Its lights were on for just a few weeks. Now, in the dark, workers dismantle John Turek’s dream Jeep customization shop.
“I cry every night because I’ve lost everything. It was a dream,” Turek said.
It’s not that he wanted to close it.
It was the green dust that you’ll find in the ducts, the walls, and in the corners. That green dust is Hexavalent Chromium, a chemical that can be used to clean jet engine parts. It can also cause cancer.
The problem?
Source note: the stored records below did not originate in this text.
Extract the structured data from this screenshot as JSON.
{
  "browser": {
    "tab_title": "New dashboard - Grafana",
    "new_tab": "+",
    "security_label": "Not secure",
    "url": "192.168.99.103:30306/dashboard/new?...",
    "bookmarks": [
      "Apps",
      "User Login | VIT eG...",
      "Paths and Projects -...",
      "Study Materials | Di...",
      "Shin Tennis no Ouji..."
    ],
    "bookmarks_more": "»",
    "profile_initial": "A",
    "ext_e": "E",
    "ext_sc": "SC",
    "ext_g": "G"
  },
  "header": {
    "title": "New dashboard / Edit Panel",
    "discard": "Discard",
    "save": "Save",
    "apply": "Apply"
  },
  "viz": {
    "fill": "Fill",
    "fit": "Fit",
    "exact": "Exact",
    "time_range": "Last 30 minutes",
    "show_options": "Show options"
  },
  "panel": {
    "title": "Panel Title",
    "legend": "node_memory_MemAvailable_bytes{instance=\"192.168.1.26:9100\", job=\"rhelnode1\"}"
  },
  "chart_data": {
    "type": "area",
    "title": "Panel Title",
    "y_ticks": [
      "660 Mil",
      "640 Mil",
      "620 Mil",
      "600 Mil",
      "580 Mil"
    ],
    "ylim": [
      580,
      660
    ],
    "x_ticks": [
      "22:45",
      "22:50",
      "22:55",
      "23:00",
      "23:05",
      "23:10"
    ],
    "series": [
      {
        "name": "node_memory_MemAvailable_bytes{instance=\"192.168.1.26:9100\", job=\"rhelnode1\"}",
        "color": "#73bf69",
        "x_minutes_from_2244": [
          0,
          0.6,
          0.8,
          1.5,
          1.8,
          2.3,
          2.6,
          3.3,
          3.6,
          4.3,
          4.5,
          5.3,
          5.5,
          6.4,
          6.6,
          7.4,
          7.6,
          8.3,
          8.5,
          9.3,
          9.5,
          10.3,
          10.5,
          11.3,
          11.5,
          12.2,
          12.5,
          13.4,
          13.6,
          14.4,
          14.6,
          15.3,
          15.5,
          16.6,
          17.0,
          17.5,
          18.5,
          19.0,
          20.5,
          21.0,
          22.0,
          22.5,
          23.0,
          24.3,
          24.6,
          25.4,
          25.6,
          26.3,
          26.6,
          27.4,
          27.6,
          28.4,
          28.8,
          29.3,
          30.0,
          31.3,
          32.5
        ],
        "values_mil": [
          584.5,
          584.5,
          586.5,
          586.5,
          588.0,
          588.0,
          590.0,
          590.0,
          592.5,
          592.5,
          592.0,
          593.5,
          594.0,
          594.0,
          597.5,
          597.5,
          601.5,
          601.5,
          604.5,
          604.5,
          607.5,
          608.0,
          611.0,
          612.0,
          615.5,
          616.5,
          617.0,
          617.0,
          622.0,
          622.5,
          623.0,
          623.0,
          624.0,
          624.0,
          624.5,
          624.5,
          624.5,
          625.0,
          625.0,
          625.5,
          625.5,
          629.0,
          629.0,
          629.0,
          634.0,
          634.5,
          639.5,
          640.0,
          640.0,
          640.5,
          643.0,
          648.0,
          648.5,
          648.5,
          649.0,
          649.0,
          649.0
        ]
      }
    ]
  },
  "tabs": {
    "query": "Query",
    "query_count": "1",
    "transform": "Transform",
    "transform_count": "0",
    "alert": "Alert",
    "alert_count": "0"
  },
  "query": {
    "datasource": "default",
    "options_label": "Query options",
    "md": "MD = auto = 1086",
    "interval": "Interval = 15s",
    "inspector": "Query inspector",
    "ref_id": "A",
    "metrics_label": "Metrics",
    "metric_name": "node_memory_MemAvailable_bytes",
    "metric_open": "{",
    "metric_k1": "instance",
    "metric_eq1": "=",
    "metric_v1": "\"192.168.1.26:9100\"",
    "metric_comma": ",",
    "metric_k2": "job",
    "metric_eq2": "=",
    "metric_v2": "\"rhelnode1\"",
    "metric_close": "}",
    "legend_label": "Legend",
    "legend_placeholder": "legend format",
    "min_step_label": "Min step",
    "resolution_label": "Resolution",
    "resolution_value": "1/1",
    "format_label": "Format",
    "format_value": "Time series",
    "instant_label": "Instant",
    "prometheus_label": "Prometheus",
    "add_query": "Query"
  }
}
Turek says he was never told about it.
Turek did tell our cameras about it, and word has made it from his warehouse to the state house.
“Landlords with commercial real estate have to disclose certain conditions about their property,” said Democratic Senator Paul Doyle, who represents Rocky Hill. He introduced a bill to committee Thursday that aims at changing what landlords have to tell tenants.
If it’s an apartment or residential property, landlords have to tell you what if any chemicals are inside. But if you are renting a space for business, they don’t have to tell you anything. That’s what this law would change.
It has a long way to go before it’s the law of the land.One step is a public hearing, where Turek and opponents plan to sound off.
“Some in the commercial real estate may oppose it, so I think it could be a lively debate,” Doyle said.
That public hearing is expected to take place by the end of the month.